Milo smiled a little, feeling suddenly safe and a little giddy. Milo fought the overwhelming urge to giggle like a lunatic. This could be, he thought, the beginning of my going insane. Ever since he was little, Milo was always half-convinced he could go insane any minute, and now here, finally, was some evidence of it.

Finally, apparently giving up, Dylan turned and head back they way they’d come, and the three of them trudged back up the rise. Only Lance kept looking back over his shoulder every few seconds, as if he thought Milo – or something – might suddenly appear again like magic.

Milo let out a long breath. He had won, this time. There was still tomorrow. Maybe he would hide in the Orb every day –

Then instantly the hole vanished. Milo was looking at the black wall again. He froze – he didn’t like the suddenness of that. And then Milo noticed a single red dot was lit up on the wall. He didn’t know when that had appeared. He didn’t know what the little dot meant exactly, but somehow, Milo got the uneasy feeling that maybe the dot meant him.
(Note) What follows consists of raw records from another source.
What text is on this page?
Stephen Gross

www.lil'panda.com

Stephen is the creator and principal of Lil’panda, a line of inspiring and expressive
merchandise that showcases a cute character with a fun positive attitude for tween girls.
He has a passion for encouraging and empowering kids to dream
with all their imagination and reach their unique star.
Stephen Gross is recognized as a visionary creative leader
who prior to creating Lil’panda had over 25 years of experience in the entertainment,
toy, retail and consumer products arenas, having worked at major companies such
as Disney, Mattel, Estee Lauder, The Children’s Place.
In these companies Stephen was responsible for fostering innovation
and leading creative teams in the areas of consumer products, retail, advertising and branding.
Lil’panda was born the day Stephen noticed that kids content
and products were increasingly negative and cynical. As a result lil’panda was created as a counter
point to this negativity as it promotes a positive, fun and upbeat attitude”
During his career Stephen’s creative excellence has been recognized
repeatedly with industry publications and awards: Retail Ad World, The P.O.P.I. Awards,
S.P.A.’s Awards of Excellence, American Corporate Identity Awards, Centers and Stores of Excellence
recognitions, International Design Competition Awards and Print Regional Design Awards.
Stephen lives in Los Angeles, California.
Slowly, Milo started to back away. He reached his hand back to feel for the door that had let him in…and felt only solid wall. Milo ran his hands over the surface, feeling for anything that might suggest a door or a hatch – a seam, a hinge, a handle, anything. But it was perfectly smooth, just flat wall, as if the doorway had never existed.

He was trapped inside the Orb with no way out.

Panic rose up in Milo’s throat. Not just panic, but a little vomit too, which Milo swallowed back down with a grimace. Suddenly fighting Dylan and the other Cobras didn’t sound so bad – not as bad as being trapped inside a giant coffin-like black Orb.

Milo started pounding on the Orb. “OPEN UP!” he shouted. “LET ME OUT! LET ME OUT RIGHT NOW!”

Nothing happened.

And then a doorway SHOOMPED open, blasting him with sunlight. Milo couldn’t see how it opened – it looked more like the shell of the Orb simply created a hole for him – but Milo didn’t really care too much about the details at this moment. He dived through the hole and came tumbling out into the dirt.

Milo scrambled backwards on his hands and feet away from the Orb, staring up at it, the doorway still open in its surface.

Then the Orb was gone. He didn’t see it vanish exactly. It just was no longer there.

Or it’s invisible, Milo thought. And a few seconds later he was over the next rise, running like a madman for home.